I've got a number of X04 powred loco's & looked after & cleaned they are very reliable & run quite well, although they do get along at a fair clip, precise control is not a strong point of the old models, but they do run reasonably smoothly.
Worst case is that the motor has a shorted or open circuit winding & that will require replacement of the motor or a rewind of the armature, a couple of guy's advertise in the mags for motor repair like rewinds & remagnetising but try all the other stuff first...good luck.
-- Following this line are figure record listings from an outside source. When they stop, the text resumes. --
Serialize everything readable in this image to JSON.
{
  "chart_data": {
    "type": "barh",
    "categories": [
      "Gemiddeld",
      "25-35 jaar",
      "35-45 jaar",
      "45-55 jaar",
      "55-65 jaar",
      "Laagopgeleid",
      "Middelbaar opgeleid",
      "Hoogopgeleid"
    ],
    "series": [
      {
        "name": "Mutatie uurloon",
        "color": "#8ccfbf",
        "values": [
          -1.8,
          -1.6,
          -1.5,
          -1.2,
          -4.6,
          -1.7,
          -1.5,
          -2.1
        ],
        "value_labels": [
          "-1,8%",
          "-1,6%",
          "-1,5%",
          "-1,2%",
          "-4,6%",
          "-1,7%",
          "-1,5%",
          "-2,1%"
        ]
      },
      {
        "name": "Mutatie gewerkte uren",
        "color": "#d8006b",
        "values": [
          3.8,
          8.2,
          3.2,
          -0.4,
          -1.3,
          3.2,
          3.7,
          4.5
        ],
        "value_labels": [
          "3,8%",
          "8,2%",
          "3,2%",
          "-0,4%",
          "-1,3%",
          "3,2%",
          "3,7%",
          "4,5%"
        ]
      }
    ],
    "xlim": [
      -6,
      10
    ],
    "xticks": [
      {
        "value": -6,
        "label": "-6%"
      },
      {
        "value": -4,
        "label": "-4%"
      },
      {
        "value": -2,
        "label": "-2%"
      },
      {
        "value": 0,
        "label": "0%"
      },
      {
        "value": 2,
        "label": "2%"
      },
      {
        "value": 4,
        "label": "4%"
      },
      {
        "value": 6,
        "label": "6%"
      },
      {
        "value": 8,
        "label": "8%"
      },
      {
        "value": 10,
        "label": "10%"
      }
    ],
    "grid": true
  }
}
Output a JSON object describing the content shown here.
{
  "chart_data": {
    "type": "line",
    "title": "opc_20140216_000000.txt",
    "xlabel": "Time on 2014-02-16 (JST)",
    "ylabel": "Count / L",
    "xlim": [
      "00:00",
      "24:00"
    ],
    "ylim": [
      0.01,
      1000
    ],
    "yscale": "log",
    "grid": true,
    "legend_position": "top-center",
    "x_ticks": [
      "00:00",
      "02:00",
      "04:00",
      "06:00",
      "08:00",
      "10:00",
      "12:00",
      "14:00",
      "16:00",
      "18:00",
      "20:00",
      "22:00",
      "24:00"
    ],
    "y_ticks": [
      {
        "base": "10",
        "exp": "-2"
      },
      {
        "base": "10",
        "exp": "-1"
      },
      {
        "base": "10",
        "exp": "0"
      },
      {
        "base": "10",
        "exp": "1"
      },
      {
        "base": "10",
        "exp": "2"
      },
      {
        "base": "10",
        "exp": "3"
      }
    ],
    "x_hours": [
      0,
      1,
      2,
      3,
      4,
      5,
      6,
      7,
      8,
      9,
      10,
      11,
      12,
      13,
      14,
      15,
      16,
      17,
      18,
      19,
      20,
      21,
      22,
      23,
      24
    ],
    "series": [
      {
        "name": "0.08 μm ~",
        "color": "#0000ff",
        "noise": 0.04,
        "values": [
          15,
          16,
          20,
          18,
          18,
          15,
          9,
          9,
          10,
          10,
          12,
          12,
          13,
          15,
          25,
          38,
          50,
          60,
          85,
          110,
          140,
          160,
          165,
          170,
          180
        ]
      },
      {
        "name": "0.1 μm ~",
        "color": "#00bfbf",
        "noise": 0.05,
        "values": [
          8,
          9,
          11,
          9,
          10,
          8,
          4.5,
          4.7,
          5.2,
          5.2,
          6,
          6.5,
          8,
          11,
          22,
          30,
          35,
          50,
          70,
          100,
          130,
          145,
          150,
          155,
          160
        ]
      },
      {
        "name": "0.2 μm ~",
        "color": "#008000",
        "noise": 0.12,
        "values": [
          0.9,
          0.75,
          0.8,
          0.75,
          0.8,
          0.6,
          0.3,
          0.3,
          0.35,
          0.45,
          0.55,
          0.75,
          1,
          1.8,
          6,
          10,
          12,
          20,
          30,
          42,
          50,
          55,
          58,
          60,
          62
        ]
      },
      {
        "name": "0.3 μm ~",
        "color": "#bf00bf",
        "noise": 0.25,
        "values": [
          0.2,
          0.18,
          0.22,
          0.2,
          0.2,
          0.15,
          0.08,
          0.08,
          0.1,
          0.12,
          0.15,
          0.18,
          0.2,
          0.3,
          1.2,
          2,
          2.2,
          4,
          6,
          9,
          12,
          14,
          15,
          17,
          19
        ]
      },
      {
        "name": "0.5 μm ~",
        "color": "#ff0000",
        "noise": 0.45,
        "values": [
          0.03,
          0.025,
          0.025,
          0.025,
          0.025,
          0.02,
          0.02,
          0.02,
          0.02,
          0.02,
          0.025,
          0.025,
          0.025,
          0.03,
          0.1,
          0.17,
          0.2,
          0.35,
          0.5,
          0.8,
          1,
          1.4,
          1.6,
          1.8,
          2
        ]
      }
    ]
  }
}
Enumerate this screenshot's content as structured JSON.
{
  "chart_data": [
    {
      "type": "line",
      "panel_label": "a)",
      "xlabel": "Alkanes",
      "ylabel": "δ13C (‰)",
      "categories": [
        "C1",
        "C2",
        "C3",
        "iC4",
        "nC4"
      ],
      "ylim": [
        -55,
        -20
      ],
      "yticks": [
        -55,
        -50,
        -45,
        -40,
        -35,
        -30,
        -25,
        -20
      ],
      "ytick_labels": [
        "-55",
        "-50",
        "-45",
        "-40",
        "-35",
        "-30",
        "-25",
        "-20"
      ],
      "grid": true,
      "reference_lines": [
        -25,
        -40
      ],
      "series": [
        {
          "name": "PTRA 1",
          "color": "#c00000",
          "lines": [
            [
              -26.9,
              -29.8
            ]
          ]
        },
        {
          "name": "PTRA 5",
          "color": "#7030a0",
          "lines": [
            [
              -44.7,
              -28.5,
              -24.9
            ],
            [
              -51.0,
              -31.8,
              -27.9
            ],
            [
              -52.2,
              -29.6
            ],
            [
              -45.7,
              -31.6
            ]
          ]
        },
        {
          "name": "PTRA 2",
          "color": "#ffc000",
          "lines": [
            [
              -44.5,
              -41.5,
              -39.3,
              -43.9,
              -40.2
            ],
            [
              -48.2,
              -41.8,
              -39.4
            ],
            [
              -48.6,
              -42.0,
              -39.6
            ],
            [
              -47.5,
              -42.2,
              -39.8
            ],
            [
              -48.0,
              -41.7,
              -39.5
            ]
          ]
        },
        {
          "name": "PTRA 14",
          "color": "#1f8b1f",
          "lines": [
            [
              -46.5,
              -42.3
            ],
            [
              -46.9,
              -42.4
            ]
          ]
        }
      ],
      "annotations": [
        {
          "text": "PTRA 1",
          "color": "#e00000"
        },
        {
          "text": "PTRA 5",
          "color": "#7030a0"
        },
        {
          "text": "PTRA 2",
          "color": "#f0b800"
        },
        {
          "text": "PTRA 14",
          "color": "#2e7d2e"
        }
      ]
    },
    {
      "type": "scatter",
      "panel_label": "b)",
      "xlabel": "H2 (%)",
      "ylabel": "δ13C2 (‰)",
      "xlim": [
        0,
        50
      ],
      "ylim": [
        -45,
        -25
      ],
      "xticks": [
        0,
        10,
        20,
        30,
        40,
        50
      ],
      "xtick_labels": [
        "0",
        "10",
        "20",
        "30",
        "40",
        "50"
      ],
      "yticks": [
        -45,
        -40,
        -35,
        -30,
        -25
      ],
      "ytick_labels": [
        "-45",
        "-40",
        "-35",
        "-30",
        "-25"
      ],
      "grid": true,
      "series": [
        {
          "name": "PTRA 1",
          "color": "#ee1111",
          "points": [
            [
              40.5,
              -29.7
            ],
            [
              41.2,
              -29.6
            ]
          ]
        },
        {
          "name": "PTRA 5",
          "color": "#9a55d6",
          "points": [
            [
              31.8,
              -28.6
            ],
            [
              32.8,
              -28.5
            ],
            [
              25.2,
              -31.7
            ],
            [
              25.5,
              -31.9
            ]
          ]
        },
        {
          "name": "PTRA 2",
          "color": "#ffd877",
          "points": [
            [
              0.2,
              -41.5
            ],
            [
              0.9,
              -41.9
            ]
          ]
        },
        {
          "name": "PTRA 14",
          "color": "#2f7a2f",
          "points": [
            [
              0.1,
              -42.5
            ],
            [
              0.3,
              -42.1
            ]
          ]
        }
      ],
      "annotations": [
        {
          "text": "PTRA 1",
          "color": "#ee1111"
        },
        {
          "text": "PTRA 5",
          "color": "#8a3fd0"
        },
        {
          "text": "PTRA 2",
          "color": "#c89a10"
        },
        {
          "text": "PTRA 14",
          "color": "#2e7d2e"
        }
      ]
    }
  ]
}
Triang locos always run better if you remove the carbon deposits that build up in the commutator slots. Just run a pin through the slots, there are 3 as the XO4 is a 3 pole motor. Take care not to scratch the copper commutator. Then hold a tissue against the commutator and rotate the armature to remove any carbon on the surface of the commutator. Triang recommended owners did this periodically in their "user manuals". The locos run much better after this treatment. Do it whenever the loco seems to be running below par.
Make sure the felt oil retaining pads, one next to the worm, the other between the armature and the magnet, have been oiled. This doesn't apply to the motor bogies used in the Class 31, Class 37, Hymek, EM2, as they ran in nylon sleeves.
If you think you've over-oiled it, wipe off the excess with a tissue.
Also if the loco has magnadhesion check that the wheels aren't binding in the chassis. This may not apply to your Battle of Britain, but it does affect the diesel & electric locos with the motor bogie and magnadhesion, e.g. Class 31, Class 37, Hymek, EM2, etc. If it is binding you can shim out the axle concerned to give it a new lease of life.
Check that the chassis isn't knackered by checking that there isn't too much play in the wheels when you rock them up and down and side to side. If there is then you'll be looking for a low mileage chassis on a battered body at a swapmeet.
You can also replace the existing magnet with one of the more powerful Neo magnets. Locos are reputed to run better and faster with this conversion, but the one that I've done doesn't seem to have a higher top speed, just more free revving at part open throttle settings.
With care they'll last for years, possibly outlasting the newer offerings from Hornby, Bachmann etc.